I downloaded pirated music.  I remember when they were trying to be all threatening about protecting copyrights.. and I downloaded the music anyway.  I wrote a paper for an English class about Napster.  My position was that music should be free.  I wanted to sample it before I bought it.  If it was an artist I actually enjoyed, then I’d go out and buy the CD to support the artist.  I figured there were a lot more people like me in that respect than there were people that would settle for the lower quality free stuff.  After Napster was shutdown I switched to eDonkey.  I made the mistake of leaving eDonkey running one day.  My internet connection was cut off.  I received a letter from the University of Alberta asking me to go visit their security services before they would turn it back on.  What they told me was that the rate of upload of files from my computer to the internet exceeded the traffic of what most of the rest of the University was doing at that particular moment. Personally, I think they were full of shit and just trying to scare me a bit, but I had to promise not to use eDonkey or any other file sharing programs any more.  I did.  They turned my internet back on.  I continued to use eDonkey, but made sure not to leave it running when I wasn’t in my room, and to limit the rate and number of uploads I was allowing in the settings.

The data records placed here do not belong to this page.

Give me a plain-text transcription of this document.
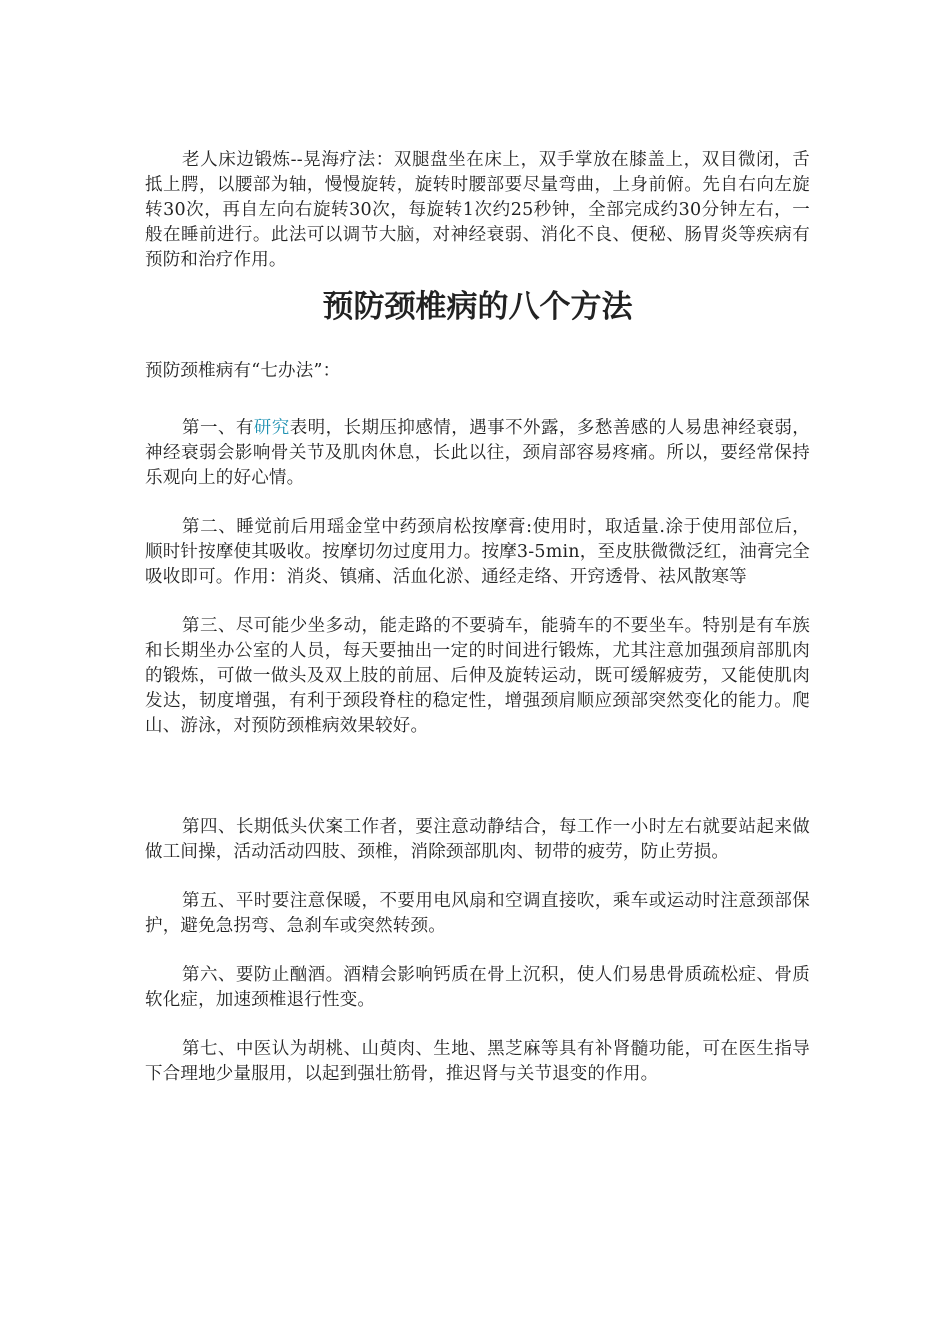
老人床边锻炼--晃海疗法：双腿盘坐在床上，双手掌放在膝盖上，双目微闭，舌抵上腭，以腰部为轴，慢慢旋转，旋转时腰部要尽量弯曲，上身前俯。先自右向左旋转30次，再自左向右旋转30次，每旋转1次约25秒钟，全部完成约30分钟左右，一般在睡前进行。此法可以调节大脑，对神经衰弱、消化不良、便秘、肠胃炎等疾病有预防和治疗作用。

预防颈椎病的八个方法

预防颈椎病有“七办法”：

第一、有研究表明，长期压抑感情，遇事不外露，多愁善感的人易患神经衰弱，神经衰弱会影响骨关节及肌肉休息，长此以往，颈肩部容易疼痛。所以，要经常保持乐观向上的好心情。

第二、睡觉前后用瑶金堂中药颈肩松按摩膏:使用时，取适量.涂于使用部位后，顺时针按摩使其吸收。按摩切勿过度用力。按摩3-5min，至皮肤微微泛红，油膏完全吸收即可。作用：消炎、镇痛、活血化淤、通经走络、开窍透骨、祛风散寒等

第三、尽可能少坐多动，能走路的不要骑车，能骑车的不要坐车。特别是有车族和长期坐办公室的人员，每天要抽出一定的时间进行锻炼，尤其注意加强颈肩部肌肉的锻炼，可做一做头及双上肢的前屈、后伸及旋转运动，既可缓解疲劳，又能使肌肉发达，韧度增强，有利于颈段脊柱的稳定性，增强颈肩顺应颈部突然变化的能力。爬山、游泳，对预防颈椎病效果较好。

第四、长期低头伏案工作者，要注意动静结合，每工作一小时左右就要站起来做做工间操，活动活动四肢、颈椎，消除颈部肌肉、韧带的疲劳，防止劳损。

第五、平时要注意保暖，不要用电风扇和空调直接吹，乘车或运动时注意颈部保护，避免急拐弯、急刹车或突然转颈。

第六、要防止酗酒。酒精会影响钙质在骨上沉积，使人们易患骨质疏松症、骨质软化症，加速颈椎退行性变。

第七、中医认为胡桃、山萸肉、生地、黑芝麻等具有补肾髓功能，可在医生指导下合理地少量服用，以起到强壮筋骨，推迟肾与关节退变的作用。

I spent years, yes years, on Lavalife after my friend Colleen convinced me to sign up and give it a try.  There was more than a fair share of guys just looking to get laid… and if you wouldn’t meet off line, well, they’d settle for cyber sex.  They were pretty easy to spot.  And thankfully,  incredibly easy to get rid of.  I also met quite a few good people here, even dated a couple of them (offline, by then I had decided that Sweden and even Manitoba were just a bit far away… SOME human interaction seemed necessary).

Today, I’ve built my life around the web, from connecting with friends and family to creating my news sources to building my career out of it.  I’ve been at it for 14 years and it comes as easily as breathing.  I remember a time without it, but I can’t pinpoint the exact time it first made it’s way into my life.  And I hope never to pinpoint the day where it makes it’s exit.